Page 4 of On the Edge

“What the hell is a student year?” I ask, even though I know what he meant. His brow scrunches up in confusion, and he places his hand on the center of his chest.

“I am in year four, and will do another after this year.”

I raise my eyebrows. “It’s taking you five years to earn your…?” I leave the tail end of the question hanging for him to fill in the blanks, but he only stares at me and waits. Great—I’m stuck with the idiot for a partner. “What degree are you here for?”

“I am earn a dual degree in media and communications, with a minor in foreign language,” he answers, punctuating this with another nod, this one joined by a smile. What the hell is he doing, nodding so fucking much?

“Earning,” I correct.

“Pardon?”

“You areearninga dual degree in media and communications. You should probably learn basic English if you’re going to be in the media, yeah?”

He jolts and the smile slips just a bit before he slides it back into place. Instead of rising to the bait, he nods—again—and agrees with me.

“Yes. I am still learning basic English. My apologies if I make mistakes.”

He says this perfectly seriously and completely without guile, eyes locked on mine in an almost uncomfortable way.

“Whatever.” I shrug and look back down at my phone. Less than two minutes left of class. I’m logging into my account and dropping this shit the moment I get home.

3

Henri

My partnerin Creative Communications makes me nervous. I’m good with people—always have been—but from the moment I sat down next to him I felt wrong-footed and unsure. I’m certain I’ve never met him before, yet it’s obvious he doesn’t care for me. I don’t like that at all.

I know I have an almost pathological need to be liked. My mother tells me I have a dependent personality disorder, and that I have an unhealthy desire to make others happy. She tells me she worries about my self-worth, and that people will take advantage of me if I am not careful. I wonder what she would say if I told her Atlas’ clear animosity toward me had me running 5k on the treadmill after practice finished that day, unable to settle myself down.

My palms are a little clammy as I push open the door to the lecture hall. Atlas isn’t yet in his seat, which affords me a few moments to get my bearings once I sit down. I’m going to work extra hard to watch my English when I talk to him, andmake sure I pronounce his name correctly. Both of these seemed to be black marks against me last time, and I won’t make the same mistake twice.

I place an apple on the corner of my desk nearest Atlas’ seat, before laying out my notebook and pen. That done, I turn my phone completely off and tuck it back into my bag. Resting my hands in my lap, I sit up straight and watch the door, waiting.

Atlas is one of the last people to enter and he does so with a frown on his face. It’s a different frown than the one Carter wears. Carter employs his animosity as a shield to protect himself; it took next to nothing to break it down. Atlas, on the other hand, is all sharp edges. His frown is a knife blade. A warning to stay away.

“Good day, Atlas,” I greet him carefully, making sure to soften my accent on his name. I can’t tell if I’ve done well or not—he ignores me and takes his seat, expression never wavering. “How are we today?”

Silence.

I like silence. I am a creature of silence. But this silence is prickly and uncomfortable, and makes me feel vaguely ill. Perhaps he’s angry because he’s hungry.

“Would you like an apple?” I ask, gesturing to the Granny Smith I brought with me for a snack between lectures. His gaze slides to mine.

“I don’t like green apples,” he says. I nod.
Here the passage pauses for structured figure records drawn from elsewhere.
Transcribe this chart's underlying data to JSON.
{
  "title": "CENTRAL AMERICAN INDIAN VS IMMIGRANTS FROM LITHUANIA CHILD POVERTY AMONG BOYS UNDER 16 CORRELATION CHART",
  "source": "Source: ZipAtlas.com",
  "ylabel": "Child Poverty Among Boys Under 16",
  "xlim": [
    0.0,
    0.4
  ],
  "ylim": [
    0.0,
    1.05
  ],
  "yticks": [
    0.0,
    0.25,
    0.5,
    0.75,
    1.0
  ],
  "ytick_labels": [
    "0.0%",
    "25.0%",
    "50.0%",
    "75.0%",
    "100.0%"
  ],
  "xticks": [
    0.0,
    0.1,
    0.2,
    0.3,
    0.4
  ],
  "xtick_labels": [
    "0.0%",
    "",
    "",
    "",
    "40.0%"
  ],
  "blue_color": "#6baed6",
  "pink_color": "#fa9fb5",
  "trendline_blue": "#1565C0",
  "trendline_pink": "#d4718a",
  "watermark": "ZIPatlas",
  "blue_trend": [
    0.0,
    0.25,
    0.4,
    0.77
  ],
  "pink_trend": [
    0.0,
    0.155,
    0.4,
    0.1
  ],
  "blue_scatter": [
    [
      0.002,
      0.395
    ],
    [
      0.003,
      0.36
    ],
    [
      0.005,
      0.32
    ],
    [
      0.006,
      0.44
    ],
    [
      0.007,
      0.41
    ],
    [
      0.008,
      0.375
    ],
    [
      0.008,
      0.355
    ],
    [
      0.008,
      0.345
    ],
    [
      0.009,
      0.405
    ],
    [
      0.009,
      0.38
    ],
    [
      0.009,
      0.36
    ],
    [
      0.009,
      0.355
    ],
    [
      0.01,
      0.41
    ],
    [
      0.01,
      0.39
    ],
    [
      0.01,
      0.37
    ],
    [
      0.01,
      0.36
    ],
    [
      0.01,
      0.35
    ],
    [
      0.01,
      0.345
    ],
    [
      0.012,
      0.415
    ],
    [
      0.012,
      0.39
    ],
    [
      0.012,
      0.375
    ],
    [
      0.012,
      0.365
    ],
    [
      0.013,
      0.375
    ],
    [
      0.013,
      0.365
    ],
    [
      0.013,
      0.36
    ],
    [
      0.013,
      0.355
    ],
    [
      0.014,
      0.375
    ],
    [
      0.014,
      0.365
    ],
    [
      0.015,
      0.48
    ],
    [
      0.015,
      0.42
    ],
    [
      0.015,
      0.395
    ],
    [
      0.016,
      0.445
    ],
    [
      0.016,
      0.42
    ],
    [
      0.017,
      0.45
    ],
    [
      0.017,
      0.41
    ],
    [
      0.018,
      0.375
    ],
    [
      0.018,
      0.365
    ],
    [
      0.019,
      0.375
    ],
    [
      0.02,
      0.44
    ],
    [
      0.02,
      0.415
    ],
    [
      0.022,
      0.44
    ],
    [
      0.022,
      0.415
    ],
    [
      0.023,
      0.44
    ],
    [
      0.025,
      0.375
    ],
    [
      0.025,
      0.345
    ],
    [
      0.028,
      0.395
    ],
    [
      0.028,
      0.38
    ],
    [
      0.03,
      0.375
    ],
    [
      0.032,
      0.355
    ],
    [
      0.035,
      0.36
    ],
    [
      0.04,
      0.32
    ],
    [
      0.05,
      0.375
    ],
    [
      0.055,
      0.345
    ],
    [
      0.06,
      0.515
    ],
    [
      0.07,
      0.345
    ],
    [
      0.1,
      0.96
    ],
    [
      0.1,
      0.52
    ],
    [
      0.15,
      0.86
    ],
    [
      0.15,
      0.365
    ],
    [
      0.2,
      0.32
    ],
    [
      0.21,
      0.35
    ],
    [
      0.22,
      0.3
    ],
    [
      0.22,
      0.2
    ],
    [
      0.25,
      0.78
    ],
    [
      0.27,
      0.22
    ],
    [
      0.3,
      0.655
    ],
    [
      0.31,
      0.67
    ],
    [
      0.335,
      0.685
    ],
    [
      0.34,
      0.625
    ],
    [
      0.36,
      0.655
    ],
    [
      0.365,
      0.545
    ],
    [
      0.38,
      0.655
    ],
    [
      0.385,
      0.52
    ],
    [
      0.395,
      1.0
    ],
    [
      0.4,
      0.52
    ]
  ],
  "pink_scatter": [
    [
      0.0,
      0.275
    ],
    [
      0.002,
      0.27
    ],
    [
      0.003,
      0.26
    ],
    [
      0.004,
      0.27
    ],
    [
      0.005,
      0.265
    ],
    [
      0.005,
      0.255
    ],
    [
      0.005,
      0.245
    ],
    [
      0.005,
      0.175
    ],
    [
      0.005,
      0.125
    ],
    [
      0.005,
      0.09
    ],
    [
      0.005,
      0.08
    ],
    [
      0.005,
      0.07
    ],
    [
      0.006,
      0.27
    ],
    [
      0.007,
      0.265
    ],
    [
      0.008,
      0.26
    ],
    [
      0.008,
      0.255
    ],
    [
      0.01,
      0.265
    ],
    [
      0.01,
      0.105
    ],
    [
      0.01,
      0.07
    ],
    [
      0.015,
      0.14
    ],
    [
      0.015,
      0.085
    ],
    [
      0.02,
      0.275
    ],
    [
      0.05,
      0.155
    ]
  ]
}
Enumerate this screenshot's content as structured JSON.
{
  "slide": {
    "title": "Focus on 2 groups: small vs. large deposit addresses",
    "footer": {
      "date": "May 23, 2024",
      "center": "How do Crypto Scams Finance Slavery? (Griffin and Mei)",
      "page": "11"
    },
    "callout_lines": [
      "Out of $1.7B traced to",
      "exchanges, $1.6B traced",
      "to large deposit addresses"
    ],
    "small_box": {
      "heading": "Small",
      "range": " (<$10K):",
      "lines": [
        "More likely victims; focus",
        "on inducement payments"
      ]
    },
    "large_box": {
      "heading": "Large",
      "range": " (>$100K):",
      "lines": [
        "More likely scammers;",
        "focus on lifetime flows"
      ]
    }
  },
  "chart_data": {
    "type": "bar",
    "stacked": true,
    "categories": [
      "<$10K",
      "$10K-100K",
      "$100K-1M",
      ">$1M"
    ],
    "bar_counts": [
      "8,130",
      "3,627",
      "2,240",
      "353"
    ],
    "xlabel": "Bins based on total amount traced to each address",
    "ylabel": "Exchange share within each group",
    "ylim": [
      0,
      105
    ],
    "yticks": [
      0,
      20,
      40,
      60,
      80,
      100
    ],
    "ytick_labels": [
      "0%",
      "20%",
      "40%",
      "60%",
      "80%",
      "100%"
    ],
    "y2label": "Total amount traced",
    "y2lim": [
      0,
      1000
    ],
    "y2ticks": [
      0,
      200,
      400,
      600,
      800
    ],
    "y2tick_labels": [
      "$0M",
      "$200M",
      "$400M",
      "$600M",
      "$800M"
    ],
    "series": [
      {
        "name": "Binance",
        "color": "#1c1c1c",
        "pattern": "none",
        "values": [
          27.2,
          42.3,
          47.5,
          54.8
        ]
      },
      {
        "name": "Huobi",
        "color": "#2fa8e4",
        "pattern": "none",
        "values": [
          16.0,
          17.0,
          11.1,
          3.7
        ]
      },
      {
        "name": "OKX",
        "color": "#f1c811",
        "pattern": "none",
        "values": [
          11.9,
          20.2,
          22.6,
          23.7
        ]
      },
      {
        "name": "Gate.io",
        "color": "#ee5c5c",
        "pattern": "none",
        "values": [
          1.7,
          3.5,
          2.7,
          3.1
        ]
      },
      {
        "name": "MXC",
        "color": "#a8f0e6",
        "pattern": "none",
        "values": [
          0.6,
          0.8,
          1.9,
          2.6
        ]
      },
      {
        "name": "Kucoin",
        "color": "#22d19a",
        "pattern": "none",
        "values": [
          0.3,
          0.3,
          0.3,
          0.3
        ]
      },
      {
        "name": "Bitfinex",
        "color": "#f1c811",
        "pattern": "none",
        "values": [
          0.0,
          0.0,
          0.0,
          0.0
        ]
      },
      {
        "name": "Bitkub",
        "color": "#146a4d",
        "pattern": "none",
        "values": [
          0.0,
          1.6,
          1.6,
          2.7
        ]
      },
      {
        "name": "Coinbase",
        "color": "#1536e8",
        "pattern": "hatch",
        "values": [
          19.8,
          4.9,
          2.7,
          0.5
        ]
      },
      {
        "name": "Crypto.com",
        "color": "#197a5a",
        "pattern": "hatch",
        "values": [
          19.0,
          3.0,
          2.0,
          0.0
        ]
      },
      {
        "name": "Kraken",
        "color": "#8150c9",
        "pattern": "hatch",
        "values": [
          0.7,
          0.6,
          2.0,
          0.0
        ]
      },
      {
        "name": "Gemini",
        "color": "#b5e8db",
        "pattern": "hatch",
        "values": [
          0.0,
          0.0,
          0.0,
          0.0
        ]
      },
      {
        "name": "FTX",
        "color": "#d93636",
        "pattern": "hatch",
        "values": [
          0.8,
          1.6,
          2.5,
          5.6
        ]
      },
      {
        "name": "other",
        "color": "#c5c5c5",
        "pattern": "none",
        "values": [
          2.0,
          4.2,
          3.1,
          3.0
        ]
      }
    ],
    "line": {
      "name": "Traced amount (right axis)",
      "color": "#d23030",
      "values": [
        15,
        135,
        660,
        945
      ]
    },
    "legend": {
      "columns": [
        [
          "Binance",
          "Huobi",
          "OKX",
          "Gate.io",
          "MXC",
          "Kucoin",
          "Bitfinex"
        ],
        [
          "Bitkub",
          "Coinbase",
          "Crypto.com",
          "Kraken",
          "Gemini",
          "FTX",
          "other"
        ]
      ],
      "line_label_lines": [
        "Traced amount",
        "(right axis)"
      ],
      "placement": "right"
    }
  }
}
I’ll remember that for next time.

“My apologies.”

He rolls his eyes and I sigh. When he bends over to dig through his backpack, I watch him. I’m good with people because I’m good at figuring them out. He’s an enigma right now, but perhaps not for long.

The first thing I notice is his hair: black. True black hair isn’t common, but he has it. There’s an almost navy hue when the light hits it just right, and I can tell it’s soft by the sheen. I cannot pinpoint just by looking at him, but his creamy skin and almond-shaped eyes speak of a mixed race. His eyelashes are so long and dark, it looks like he’s wearing eyeliner. No tattoos, no piercings. His clothes are plain and without any overt logos that might tell me how much they cost. He wears a simple gold band on his pinky finger.

“I like your ring,” I tell him, and his eyes narrow nearly to slits.

“Another polo shirt, I see,” he responds tartly. I look down at my shirt. It is, in fact, a polo. I have five, all different colors, that I rotate throughout the week. On the weekends I wear my two SCU hockey shirts. I check to make sure the buttons are all fastened, but everything looks in order. Who doesn’t like polo shirts?

“Yes,” I agree. “I have two blue ones, but this is the darker one.”

I grin, trying to bring him in on the joke, but he doesn’t even crack a smile. If anything, his eyes narrow further. With his dark irises and dark lashes, it’s a distinctly shark-like look. I struggle to maintain my calm, bland expression.